Maximum wealth extraction to top executives is the design of Equity Compensation Plans

Most Executive Compensation Plans and Grant agreements are designed to allow the top officers and directors to extract maximum wealth from the companies. And the designers, the officers and directors and their attorneys all have the same objective.

The designers even ignore Securities Regulations such as Section 16 (b) of the 1934 Act and the Fiduciary Duties of the officers and directors. The companies themselves refuse to enforce the Securities laws, when their officers and directors have clearly violated those laws. They never sue officers or directors for Fiduciary Duty violations.

Can anyone ever remember the board of directors of a company trying to force the CEO to live up to his Fiduciary Duties to the shareholders? Can anyone remember the board of directors filing a suit against an officer or director to recover profits earned by the officer or director for violations of Section 16 (b), when the violation is not 100% obvious? The answer is probably "no" to both questions.

Grants of shares to top executives are generally made prior to good earnings being announced. Can anyone show a substantial grant to a top executive of ESOs days after great earning news?

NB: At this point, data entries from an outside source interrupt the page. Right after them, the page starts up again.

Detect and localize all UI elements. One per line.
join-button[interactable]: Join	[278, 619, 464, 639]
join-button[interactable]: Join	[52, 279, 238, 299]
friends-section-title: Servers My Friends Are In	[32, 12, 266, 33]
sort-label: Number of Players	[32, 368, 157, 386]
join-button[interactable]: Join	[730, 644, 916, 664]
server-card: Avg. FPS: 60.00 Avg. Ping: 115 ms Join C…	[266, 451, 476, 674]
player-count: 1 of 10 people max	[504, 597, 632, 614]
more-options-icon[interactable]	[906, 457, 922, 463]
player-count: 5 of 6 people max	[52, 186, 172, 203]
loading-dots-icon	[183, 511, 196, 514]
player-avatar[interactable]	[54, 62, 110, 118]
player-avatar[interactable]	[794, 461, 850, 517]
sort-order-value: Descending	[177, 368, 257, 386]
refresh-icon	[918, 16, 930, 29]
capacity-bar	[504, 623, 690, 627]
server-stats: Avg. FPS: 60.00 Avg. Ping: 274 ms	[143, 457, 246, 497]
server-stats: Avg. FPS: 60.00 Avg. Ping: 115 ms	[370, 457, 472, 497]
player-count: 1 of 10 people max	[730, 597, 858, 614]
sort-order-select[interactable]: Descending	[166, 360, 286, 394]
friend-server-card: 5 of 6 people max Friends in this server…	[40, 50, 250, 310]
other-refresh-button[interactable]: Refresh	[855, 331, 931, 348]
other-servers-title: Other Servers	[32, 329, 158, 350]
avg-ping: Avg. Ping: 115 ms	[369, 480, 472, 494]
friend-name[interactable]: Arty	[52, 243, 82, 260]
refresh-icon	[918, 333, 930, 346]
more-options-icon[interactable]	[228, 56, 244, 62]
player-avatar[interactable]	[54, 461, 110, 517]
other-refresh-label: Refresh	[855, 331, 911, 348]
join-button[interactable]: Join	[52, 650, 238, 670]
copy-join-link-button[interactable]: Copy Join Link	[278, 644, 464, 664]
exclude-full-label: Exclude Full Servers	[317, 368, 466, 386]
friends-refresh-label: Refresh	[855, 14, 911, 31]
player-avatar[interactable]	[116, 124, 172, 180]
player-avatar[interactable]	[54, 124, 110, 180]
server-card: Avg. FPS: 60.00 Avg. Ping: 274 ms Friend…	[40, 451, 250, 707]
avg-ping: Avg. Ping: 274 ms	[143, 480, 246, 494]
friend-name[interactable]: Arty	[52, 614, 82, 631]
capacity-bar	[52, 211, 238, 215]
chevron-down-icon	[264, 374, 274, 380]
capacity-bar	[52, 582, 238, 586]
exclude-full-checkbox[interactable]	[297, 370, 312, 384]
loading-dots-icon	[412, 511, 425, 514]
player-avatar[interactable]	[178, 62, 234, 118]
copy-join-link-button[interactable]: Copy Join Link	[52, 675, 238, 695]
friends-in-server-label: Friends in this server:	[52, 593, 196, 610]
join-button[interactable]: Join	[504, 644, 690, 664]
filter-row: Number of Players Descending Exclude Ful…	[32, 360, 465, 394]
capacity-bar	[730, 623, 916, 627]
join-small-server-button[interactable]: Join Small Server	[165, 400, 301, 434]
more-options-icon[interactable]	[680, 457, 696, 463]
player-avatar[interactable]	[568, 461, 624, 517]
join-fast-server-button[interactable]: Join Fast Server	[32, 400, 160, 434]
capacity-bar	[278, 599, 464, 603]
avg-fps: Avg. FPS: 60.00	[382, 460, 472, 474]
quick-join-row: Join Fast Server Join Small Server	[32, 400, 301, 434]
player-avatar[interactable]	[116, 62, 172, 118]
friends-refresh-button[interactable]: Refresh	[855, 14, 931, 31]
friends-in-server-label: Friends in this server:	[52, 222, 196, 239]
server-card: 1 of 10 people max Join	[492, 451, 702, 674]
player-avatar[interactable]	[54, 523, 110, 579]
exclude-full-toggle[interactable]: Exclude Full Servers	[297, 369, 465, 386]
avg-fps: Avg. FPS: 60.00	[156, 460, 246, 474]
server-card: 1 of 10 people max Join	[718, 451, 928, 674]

Officers and directors are often given the choice to deliver shares or cash to pay for taxes or exercise prices, upon vesting or exercise, whereby the issuer must accept the method chosen by the executive. Can anyone point to a top executive choosing to deliver shares, received from RSUs vesting, to the company when the top executive has very positive information information to be made public in 30 days?

When calculations of the values of ESOs, RS, RSUs etc. are made upon the grant date, are factors such as the officer or direction having the ability to trade on inside information considered in the calculation. Answer is No.

Who enforces the laws against short term trading by insiders? The SEC doesn't.